In an in vitro mammalian cell gene mutation test (S. Li 2010) according to OECD guideline 476 with Chinese hamster Ovary cells (with and without metabolic activation) no mutagenic potential of sulphamidic acid was found either and also in an OECD 476 study with Chinese Hamster Lung cells (HPRT locus of V79) no mutagenicity was found (with/without S9 activation, Bednáriková et al. 2010).

Finally, Beňo et al. in 2010 studied the effects of sulphamidic acid on human peripheral blood lymphocytes in a chromosome aberration study according to OECD 487 guideline (with and without metabolic activation) and could not detect any mutagenic effects.

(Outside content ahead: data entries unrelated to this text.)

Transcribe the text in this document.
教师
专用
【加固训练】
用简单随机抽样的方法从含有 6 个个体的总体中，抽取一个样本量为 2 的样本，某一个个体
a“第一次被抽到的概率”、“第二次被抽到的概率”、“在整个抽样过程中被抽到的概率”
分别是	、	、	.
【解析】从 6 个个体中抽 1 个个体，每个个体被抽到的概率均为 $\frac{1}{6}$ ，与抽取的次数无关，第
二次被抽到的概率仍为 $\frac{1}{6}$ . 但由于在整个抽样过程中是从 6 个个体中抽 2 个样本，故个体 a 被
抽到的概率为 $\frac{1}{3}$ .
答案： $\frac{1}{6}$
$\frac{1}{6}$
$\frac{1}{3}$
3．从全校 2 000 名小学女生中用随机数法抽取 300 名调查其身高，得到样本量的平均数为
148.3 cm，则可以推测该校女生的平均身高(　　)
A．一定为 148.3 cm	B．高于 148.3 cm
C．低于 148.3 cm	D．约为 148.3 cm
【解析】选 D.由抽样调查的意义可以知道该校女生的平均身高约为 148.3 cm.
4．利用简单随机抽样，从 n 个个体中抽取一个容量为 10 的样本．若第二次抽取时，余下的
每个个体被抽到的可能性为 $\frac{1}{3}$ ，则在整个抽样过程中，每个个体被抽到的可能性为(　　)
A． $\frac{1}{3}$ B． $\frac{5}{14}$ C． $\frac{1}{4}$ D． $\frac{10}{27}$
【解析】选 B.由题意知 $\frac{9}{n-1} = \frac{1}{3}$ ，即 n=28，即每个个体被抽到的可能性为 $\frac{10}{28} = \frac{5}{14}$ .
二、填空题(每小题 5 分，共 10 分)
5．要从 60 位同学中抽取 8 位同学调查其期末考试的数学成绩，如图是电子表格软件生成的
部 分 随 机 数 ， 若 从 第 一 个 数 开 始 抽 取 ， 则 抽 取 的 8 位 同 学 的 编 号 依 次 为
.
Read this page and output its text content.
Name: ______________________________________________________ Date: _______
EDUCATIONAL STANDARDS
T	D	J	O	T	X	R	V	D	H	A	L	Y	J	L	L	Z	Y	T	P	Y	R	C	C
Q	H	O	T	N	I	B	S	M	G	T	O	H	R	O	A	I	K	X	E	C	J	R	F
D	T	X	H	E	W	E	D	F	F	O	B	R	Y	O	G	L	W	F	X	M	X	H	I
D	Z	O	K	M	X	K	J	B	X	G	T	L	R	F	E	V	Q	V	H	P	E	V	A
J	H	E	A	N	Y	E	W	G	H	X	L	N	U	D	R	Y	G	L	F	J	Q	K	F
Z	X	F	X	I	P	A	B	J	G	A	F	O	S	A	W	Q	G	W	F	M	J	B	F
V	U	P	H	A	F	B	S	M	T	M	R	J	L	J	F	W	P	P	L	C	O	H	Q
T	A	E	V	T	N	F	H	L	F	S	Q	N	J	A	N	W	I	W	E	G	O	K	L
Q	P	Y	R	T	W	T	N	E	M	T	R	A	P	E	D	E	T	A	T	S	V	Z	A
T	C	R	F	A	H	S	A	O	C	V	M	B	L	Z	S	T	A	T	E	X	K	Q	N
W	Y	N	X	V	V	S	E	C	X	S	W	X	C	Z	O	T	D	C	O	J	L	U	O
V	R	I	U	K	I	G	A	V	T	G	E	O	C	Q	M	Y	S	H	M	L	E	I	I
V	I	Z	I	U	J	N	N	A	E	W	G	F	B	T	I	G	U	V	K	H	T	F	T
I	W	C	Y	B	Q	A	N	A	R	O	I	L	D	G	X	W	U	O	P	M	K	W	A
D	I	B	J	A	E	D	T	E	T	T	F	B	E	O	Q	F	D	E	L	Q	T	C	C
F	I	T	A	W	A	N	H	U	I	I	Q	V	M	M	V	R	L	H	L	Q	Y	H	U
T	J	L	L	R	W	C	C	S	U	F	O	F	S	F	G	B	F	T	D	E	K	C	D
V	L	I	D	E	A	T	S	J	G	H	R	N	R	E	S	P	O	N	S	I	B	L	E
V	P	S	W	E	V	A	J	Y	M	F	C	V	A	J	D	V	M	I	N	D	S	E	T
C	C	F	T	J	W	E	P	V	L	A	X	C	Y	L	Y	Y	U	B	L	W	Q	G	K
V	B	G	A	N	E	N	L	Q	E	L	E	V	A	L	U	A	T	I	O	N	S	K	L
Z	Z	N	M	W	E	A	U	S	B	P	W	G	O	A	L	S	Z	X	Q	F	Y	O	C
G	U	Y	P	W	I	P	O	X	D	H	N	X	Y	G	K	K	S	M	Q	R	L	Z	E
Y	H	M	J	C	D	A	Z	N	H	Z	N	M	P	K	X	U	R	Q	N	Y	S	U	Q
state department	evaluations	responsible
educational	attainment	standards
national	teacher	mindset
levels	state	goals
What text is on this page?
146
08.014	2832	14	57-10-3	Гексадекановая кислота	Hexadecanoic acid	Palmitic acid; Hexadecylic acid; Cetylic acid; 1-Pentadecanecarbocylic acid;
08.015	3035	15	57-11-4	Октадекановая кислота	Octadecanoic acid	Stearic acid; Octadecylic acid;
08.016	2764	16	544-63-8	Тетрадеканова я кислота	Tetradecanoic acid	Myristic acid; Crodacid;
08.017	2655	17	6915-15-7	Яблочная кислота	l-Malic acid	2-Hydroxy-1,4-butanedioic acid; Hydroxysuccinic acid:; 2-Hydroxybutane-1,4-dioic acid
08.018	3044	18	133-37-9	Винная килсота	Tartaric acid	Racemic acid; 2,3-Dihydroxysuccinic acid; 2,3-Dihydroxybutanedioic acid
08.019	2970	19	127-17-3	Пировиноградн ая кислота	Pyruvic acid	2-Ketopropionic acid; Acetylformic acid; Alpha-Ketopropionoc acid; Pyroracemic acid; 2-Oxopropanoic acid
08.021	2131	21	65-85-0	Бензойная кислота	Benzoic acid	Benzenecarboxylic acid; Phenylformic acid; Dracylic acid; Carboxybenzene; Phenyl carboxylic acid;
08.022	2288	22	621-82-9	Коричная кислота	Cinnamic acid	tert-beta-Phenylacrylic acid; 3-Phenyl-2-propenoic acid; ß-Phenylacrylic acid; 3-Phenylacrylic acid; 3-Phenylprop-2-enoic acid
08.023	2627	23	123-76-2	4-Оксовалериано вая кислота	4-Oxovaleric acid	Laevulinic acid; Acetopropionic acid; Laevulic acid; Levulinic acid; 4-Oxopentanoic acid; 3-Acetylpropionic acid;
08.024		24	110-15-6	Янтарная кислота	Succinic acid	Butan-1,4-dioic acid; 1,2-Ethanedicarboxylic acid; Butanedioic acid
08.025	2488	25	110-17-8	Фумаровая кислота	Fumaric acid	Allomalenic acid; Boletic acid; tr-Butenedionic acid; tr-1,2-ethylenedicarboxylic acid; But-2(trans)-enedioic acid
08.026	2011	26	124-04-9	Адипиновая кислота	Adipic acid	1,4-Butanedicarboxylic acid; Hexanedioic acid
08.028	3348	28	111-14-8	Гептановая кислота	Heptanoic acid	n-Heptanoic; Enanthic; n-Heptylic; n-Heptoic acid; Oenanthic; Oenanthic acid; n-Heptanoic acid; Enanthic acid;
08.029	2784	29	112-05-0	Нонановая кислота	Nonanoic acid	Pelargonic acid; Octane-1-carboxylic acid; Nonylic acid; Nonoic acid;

The negative findings for mutagenicity from the six in vitro studies above were confirmed by Mayer et al. 1985 in an in vivo study according to OECD 474, performed under GLP. Under the conditions described the application of sulphamidic acid did not lead to an elevated occurrence of micronuclei in the polychromatic erythrocytes.

 

In conclusion all in vitro and in vivo mutagenicity studies showed no indication of mutagenic potential for sulphamidic acid and thus the substance is considered non-mutagenic.


Justification for selection of genetic toxicity endpoint
in vivo study, supported by in vitro studies

Justification for classification or non-classification

Based on the test results of six negative in vitro studies and one negative in vivo study, no classification for mutagenicity is required for sulphamidic acid according to regulation (EC) No 1272/2008 of the European Parliament and of the Council of 16 December 2008 and in accordance with DSD (Directive 67/548/EEC).